Hi guys, I’m experimenting with Fusion 360 and LW4 by using LW4 to host the output gcode files of Fusion. I’m using the built in Smoothie Mill/Laser config file as the post processor setup. While looking at the gcode I came across a few things I need help understanding as it pertains to smoothieware. Here is what F360 outputs (I’ve commented each line to better understand it. Please correct me if I’m wrong. In particular there is a line of G28 G91 Z0 and T1 that I don’t completely understand as well as a M107 command that I’m not sure should be there:
; T1 D=6.35 CR=0 - ZMIN=-2.286 - flat end mill
;Set’s absolute value
;Select XYZ plane (command is modal)
;Millimeter mode ( default ) : passed coordinates will be considered as millimeters (command is modal)
;Need help understanding this?
G28 G91 Z0
;Set’s absolute value
; 2D Pocket1
;Stop or Unconditional stop
;Need help understanding this:
;Spindle Parameters (speed and what speed)
;Turn fan off (what does this mean to smoothie)
G28 home the machine
G91 Sets relative mode
T1 Calls tool 1 to be used - ; T1 D=6.35 CR=0 - ZMIN=-2.286 - flat end mill it seems from the first lines of the gcode snippet. Think this line can be removed.
M107 turns off the cooling fan by default. Could also be whatever you have specified to be turned on/offwith M107 in the config file. - search the wiki for “switch”.
in cnc/grbl mode G28 is NOT home, as in nist gcode standard G28 is goto predefined park position. home is $H as in grbl. there is no standard home gcode in the nist standard. if 360 generates g28 for home then it is incorrect
@Wolfmanjm and @Johan_Jakobsson Why does it generate the M0. While running this gcode in lw4, it can’t get past this point. If I manually edit this file and remove that line as well as invert the S value to M3 S10000 it’ll run?
@Wolfmanjm Think the home command is specified in the post processor in fusion360 so you need to select the correct post processor for your machine. Perhaps GRBL Laser? http://cam.autodesk.com/posts/
@Chuck_Comito Fusion360 generates the gcode you tell it to generate.
You need to select the correct post processor for it to generate gcode that’s compatible with your machine. If you’re running a smoothieboard in CNC mode i’d suggest you tru a GBRL post processor.

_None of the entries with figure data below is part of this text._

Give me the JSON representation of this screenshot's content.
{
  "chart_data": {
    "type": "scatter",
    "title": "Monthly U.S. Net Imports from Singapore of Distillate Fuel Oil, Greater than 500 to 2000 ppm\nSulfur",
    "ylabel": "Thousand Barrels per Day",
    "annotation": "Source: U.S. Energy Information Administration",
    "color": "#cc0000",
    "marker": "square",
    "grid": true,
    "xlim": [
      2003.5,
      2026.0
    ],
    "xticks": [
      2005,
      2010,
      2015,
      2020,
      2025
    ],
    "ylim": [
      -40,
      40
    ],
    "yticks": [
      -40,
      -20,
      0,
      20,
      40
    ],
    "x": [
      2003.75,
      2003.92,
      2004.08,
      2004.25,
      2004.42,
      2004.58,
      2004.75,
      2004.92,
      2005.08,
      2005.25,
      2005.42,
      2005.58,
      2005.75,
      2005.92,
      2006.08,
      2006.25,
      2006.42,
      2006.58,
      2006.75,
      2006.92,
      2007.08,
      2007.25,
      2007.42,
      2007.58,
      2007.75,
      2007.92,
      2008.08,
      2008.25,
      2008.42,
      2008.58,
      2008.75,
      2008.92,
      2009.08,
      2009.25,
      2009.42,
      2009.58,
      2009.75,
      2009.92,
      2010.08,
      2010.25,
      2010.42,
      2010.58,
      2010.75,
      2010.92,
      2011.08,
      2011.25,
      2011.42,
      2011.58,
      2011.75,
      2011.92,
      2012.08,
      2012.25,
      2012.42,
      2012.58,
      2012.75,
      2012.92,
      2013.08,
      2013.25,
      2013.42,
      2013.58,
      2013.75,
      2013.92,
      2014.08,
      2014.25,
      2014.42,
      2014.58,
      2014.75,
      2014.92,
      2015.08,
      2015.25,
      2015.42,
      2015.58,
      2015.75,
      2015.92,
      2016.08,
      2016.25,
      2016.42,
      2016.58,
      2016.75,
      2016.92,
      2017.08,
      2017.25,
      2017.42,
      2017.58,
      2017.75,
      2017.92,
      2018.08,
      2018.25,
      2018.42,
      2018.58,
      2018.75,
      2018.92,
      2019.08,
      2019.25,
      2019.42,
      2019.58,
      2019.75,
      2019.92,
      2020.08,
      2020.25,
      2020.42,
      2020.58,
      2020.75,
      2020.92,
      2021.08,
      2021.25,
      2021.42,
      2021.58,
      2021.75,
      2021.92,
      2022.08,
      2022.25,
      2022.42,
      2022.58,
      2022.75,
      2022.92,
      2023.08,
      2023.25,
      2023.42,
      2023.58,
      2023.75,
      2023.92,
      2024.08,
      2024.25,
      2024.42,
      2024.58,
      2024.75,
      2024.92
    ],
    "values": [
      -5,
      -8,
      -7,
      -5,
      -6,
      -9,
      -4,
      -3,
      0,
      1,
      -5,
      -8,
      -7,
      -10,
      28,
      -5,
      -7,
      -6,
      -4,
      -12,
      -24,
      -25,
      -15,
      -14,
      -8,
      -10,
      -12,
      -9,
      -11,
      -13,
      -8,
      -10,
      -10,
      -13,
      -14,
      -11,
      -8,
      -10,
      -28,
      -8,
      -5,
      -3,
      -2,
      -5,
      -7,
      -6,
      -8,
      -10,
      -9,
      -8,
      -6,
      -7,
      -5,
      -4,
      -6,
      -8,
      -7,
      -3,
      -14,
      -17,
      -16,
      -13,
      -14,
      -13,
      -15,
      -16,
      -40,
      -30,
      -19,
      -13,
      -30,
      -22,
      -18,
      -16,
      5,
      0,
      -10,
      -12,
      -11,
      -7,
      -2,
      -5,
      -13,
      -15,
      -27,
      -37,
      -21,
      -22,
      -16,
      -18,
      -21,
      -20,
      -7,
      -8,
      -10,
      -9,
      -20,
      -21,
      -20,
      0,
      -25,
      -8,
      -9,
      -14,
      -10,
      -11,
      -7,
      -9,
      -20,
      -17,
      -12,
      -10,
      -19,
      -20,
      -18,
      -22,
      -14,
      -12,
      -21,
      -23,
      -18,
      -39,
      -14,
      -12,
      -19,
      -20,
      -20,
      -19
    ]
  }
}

@Johan_Jakobsson , i will try the grbl post processor but there is a smoothie post processor that I was using.
Hey @Chuck_Comito ,
Glad to see your machine is up and running, which post worked for you in the end? Just scratching my head over this now as both the smoothieware and grbl post processors use G28 instead of $H to home.
Hi @Steven_Kirby thanks! I ended up using the grbl post and turning off the homing function. Works perfectly. Did you ever sort your vfd?
I was having a look in the post code and I spotted that there was a line where you could set “use G28” to false. Then when I looked at it a bit longer I convinced myself that G28 was for safe retracts. Ie moving the tool out of the way of the workpiece. So I left it on. If you say you’ve switched it off then I guess I’ll go with that.
I never got around to properly looking at modbus configuration. Despite the fact that it makes mention if it in the settings, I’m not sure it has the requisite inputs. The manual makes no mention of where to connect for modbus control. Got a bit distracted designing my friend a Delta in fusion. But now we need my machine operational to cut the parts!
I think the plan to fine tune is going to be test a range of speeds with the tachometer and see what I get then make some sort of RPM conversion graph of programmed RPM vs actual. Then I should be able to find out what speed I need to program in order to get the speed I want.
Wrapping my head around the feeds and speeds required for my tools and the materials I’m cutting and figuring out cam in fusion has been taxing. I think I’ve learned all I can about it though reading and simulations and now it’s time to just get stuck in and snap some endmills. Just having a poke about in bCNC at the moment getting familiar with that. Hopefully by this time tomorrow I’ll have run the surfacing operation I’ve programmed and my machine will be ready to cut something interesting.
What happened with your boards in the end? Were they fried or was it just a software thing? Glad to see you got there in the end! Nice work!